For me, studying art history was equal parts fascination and frustration that drowned out the angry voices of paintings that had ‘died’ from being lost, stolen, hidden, unfinished, copied, damaged, or destroyed. Where were they?
The ghosts in my novels invite readers to come alive. And, in the words of Marcus Aurelius, whose philosophy drove the story plot of ‘Disapp’earring Twice’: “It is not death that man should fear, but he should fear never beginning to live.”
No fictional characters have to die in my ‘ghost stories’
‘Disapp’earring Twice’ is a metaphysical ‘art history mystery’ of love, reincarnation, and sacrifice inspired by a true event when eternity drives a pair of estranged lovers to manipulate the rules of immortality.
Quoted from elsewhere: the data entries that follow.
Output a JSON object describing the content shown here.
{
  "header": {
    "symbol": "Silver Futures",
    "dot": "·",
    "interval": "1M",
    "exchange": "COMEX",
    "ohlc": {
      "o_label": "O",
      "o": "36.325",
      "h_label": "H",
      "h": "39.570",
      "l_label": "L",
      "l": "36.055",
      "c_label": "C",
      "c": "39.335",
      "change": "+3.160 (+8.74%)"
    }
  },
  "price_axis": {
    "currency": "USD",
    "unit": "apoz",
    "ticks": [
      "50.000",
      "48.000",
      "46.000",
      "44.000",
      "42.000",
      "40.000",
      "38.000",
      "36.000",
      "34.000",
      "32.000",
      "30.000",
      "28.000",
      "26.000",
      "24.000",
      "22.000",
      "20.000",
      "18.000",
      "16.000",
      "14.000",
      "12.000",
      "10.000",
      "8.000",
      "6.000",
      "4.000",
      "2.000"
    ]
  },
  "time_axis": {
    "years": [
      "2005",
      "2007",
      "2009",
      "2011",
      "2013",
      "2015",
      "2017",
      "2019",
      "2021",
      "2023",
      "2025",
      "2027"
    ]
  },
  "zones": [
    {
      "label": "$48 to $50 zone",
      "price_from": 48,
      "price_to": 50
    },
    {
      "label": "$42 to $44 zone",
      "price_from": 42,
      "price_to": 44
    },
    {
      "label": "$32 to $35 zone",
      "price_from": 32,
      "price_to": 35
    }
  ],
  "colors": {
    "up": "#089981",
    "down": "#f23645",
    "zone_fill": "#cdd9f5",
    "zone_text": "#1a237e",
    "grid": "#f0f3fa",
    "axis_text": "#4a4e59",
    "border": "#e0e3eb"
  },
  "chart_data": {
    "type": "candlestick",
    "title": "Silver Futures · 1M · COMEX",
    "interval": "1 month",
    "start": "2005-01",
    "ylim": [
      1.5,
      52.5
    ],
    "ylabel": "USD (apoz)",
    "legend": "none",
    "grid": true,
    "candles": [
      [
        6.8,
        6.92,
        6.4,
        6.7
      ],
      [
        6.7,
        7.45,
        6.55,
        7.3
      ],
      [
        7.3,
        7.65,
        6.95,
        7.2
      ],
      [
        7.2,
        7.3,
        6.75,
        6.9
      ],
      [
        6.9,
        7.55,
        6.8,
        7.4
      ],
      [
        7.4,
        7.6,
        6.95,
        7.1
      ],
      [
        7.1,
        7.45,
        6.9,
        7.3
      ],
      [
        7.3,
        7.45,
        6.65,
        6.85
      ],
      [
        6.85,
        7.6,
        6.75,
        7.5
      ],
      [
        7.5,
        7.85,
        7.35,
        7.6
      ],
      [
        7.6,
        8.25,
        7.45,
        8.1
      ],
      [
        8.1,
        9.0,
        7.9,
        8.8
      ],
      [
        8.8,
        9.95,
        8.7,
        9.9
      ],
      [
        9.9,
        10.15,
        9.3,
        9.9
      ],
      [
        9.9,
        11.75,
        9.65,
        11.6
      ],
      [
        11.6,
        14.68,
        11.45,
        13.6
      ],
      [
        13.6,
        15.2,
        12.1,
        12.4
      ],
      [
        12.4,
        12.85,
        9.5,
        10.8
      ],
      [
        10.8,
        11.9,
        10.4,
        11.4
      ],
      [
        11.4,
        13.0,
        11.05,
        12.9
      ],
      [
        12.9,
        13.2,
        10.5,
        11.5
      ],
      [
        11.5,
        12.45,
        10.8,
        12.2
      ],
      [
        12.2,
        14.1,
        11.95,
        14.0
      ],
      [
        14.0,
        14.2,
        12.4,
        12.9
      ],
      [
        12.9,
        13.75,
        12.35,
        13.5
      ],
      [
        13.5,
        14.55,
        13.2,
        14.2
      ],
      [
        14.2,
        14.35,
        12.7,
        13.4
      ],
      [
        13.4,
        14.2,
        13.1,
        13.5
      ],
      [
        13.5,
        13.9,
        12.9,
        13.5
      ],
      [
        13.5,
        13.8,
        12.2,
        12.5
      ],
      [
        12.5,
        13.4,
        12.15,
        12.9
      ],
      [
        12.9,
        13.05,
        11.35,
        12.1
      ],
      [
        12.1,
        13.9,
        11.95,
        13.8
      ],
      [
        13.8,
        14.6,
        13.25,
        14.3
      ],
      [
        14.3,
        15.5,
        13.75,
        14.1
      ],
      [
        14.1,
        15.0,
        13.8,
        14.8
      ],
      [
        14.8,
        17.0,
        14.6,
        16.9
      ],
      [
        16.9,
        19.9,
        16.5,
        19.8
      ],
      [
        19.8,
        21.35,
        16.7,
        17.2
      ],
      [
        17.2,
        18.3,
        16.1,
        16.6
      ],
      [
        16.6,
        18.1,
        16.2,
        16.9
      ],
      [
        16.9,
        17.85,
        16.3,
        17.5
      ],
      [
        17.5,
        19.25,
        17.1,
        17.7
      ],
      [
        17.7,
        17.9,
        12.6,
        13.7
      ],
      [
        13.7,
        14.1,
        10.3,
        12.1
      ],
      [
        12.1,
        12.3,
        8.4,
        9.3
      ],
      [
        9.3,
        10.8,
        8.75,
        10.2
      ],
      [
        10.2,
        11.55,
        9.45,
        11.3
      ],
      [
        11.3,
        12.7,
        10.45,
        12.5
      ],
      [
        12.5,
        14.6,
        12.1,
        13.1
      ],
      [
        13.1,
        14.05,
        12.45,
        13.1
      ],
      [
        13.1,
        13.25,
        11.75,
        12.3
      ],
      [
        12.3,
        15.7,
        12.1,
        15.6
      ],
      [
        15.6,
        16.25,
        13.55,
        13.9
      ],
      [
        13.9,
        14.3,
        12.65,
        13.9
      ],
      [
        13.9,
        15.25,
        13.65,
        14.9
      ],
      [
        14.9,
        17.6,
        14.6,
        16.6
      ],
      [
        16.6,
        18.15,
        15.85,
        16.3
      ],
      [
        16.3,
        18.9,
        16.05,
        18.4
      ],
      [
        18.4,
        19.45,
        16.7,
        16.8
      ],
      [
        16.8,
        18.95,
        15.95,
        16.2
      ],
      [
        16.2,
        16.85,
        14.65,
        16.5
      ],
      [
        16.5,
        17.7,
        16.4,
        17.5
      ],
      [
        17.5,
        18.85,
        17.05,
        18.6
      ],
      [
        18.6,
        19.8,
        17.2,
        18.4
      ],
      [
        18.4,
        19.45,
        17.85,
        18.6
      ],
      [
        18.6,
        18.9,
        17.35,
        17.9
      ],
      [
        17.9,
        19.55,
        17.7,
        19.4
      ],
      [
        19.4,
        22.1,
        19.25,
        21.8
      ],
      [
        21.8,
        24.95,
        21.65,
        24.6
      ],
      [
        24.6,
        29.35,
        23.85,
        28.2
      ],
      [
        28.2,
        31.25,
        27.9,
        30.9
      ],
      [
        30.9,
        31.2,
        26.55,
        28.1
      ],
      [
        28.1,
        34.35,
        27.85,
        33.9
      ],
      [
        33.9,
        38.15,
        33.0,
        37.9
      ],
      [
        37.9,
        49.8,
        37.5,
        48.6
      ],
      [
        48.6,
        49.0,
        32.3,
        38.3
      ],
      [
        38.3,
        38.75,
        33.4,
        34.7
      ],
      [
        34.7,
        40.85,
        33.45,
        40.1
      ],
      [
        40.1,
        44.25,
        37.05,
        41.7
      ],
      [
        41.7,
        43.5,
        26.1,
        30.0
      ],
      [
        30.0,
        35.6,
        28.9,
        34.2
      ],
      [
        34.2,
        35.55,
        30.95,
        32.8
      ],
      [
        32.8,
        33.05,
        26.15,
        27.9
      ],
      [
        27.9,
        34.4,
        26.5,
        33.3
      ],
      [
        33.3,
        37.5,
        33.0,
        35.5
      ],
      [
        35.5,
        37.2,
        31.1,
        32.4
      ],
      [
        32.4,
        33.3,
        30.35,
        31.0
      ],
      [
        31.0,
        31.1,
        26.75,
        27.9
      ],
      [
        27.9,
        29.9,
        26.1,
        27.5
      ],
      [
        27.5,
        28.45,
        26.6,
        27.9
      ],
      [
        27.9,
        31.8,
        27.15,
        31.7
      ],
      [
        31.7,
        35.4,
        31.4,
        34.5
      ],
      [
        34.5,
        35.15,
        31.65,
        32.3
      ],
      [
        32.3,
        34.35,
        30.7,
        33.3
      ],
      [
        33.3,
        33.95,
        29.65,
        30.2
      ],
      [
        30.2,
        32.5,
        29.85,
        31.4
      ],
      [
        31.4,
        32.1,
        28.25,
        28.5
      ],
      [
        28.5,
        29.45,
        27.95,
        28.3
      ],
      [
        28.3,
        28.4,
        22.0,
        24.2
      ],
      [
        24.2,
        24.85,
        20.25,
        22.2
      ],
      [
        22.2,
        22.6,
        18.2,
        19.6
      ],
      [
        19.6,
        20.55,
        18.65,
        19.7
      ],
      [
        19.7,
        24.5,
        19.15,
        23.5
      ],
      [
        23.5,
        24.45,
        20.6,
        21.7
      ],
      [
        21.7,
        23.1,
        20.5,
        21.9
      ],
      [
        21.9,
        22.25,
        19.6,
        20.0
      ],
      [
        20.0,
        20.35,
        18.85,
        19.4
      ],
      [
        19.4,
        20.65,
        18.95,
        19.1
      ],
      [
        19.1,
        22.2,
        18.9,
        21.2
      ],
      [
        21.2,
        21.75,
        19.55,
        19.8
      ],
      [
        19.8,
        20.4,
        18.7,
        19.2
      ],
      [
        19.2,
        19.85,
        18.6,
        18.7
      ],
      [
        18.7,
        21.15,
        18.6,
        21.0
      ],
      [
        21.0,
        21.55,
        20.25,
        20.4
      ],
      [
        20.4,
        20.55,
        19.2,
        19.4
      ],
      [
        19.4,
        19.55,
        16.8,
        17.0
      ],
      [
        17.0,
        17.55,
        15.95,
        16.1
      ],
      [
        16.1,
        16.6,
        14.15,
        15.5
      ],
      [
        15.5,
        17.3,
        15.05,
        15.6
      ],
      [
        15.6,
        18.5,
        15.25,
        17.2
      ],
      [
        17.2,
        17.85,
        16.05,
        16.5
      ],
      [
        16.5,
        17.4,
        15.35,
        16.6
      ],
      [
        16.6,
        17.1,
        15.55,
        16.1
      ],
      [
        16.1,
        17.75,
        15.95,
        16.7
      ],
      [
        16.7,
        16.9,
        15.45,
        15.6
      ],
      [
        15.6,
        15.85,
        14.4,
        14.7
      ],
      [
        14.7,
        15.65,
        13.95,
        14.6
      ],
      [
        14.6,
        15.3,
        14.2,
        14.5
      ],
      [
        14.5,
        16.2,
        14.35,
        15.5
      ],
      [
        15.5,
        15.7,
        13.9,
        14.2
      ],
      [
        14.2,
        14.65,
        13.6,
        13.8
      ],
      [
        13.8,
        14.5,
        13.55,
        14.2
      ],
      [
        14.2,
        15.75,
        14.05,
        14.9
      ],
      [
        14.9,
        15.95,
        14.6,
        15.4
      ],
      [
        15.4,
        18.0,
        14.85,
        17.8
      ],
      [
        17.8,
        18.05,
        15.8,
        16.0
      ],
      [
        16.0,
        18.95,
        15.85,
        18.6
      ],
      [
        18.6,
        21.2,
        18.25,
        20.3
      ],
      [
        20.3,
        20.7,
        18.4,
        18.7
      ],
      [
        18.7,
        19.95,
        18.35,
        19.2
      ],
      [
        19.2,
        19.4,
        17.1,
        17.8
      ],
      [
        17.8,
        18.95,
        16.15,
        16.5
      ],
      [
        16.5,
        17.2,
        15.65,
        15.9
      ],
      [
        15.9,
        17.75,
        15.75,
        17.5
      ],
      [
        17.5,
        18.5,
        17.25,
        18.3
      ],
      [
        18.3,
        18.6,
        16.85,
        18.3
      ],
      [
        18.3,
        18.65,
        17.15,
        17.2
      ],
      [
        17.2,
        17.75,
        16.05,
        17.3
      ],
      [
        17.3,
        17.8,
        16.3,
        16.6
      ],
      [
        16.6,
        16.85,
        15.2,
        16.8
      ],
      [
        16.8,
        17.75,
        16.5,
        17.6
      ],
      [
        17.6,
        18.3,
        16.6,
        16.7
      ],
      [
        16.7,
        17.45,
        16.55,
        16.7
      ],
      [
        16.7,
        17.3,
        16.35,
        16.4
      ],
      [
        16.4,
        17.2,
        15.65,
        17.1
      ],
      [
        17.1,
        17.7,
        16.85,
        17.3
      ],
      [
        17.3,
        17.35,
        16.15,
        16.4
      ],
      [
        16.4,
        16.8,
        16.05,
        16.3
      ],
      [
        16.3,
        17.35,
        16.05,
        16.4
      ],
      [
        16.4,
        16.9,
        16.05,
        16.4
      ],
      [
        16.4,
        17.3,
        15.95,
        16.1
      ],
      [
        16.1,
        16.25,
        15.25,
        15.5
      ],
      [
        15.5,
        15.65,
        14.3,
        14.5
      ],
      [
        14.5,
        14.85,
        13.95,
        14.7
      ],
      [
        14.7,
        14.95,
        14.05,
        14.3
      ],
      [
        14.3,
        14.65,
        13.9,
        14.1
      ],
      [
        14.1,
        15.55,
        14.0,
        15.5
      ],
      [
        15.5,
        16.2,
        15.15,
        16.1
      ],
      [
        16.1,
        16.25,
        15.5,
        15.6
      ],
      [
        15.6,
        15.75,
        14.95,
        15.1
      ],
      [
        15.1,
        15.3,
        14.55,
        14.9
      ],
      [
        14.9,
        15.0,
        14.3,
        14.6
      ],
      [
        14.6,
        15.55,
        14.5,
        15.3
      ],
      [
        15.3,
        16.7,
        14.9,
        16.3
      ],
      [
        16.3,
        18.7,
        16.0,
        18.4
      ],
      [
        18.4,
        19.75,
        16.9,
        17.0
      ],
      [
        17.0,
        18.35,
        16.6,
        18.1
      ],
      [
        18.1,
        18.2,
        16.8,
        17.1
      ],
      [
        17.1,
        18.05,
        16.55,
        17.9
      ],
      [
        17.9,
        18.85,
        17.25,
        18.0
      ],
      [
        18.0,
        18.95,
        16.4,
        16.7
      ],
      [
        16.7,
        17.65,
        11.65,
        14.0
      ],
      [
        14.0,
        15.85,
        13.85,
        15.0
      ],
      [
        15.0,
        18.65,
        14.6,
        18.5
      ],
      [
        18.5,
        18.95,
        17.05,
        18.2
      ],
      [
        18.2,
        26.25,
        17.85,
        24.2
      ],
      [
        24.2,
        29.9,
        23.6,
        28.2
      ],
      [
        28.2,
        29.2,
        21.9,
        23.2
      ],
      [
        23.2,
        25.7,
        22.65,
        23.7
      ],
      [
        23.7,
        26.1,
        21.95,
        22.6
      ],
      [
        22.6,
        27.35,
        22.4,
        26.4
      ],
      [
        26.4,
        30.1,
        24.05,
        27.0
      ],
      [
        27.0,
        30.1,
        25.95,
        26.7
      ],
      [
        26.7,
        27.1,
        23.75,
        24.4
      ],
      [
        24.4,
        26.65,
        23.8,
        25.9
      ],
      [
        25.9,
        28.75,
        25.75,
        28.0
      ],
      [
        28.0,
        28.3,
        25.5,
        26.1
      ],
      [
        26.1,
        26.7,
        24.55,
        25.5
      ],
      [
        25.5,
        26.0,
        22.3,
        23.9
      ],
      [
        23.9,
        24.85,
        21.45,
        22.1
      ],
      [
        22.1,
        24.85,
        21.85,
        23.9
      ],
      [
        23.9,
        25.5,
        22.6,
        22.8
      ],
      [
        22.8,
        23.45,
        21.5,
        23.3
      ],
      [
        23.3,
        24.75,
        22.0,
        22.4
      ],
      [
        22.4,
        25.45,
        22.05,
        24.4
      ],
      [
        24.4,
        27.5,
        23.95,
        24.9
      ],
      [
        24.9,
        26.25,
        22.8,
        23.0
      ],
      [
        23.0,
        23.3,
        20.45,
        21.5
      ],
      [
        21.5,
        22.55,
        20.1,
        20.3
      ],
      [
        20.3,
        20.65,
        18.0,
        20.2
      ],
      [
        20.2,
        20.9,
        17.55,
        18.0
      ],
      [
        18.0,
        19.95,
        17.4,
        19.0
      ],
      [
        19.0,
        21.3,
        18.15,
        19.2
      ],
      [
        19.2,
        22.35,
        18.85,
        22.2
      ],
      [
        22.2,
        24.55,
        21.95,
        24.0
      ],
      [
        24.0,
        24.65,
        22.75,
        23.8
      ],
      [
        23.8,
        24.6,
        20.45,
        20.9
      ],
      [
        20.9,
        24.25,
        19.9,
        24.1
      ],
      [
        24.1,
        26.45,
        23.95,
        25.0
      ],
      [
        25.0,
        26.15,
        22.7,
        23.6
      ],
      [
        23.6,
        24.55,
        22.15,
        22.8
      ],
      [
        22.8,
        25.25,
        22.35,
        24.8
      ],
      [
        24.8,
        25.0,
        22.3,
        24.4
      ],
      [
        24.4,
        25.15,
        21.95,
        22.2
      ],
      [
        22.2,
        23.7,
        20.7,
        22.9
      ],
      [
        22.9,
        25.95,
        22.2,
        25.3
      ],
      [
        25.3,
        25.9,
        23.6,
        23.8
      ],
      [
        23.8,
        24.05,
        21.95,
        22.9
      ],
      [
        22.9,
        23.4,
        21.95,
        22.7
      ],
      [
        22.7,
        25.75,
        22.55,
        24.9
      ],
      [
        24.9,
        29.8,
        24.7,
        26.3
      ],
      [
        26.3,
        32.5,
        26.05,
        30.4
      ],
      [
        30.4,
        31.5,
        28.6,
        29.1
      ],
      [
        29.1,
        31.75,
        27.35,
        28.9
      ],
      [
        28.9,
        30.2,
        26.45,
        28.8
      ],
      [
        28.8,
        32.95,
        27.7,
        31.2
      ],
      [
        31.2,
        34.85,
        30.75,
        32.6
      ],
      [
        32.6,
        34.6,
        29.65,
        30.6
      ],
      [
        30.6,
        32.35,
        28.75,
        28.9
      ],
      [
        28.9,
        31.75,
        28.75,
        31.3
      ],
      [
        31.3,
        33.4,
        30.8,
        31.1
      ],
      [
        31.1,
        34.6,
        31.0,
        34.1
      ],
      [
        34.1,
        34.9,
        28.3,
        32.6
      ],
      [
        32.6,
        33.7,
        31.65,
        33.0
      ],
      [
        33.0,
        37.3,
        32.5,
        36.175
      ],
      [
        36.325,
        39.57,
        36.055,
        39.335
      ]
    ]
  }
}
Aurelia Marcus, a troubled high school student, is singled out by Jakobina, the dispirited spirit of a teenage girl trapped in a famous painting, in a hostage bid to resolve their mutual issues of mortality – a fanciful art history mystery of love, reincarnation, & sacrifice inspired by a true event:
Aurelia Marcus disappeared long before she ran away from home.

So, when is a ghost story not a ghost story? … It’s when ghost protagonists are metaphors for emotional, philosophical, and psychological, deaths, or when a ghost story intrigues without horror and paints a future world without dystopian angst.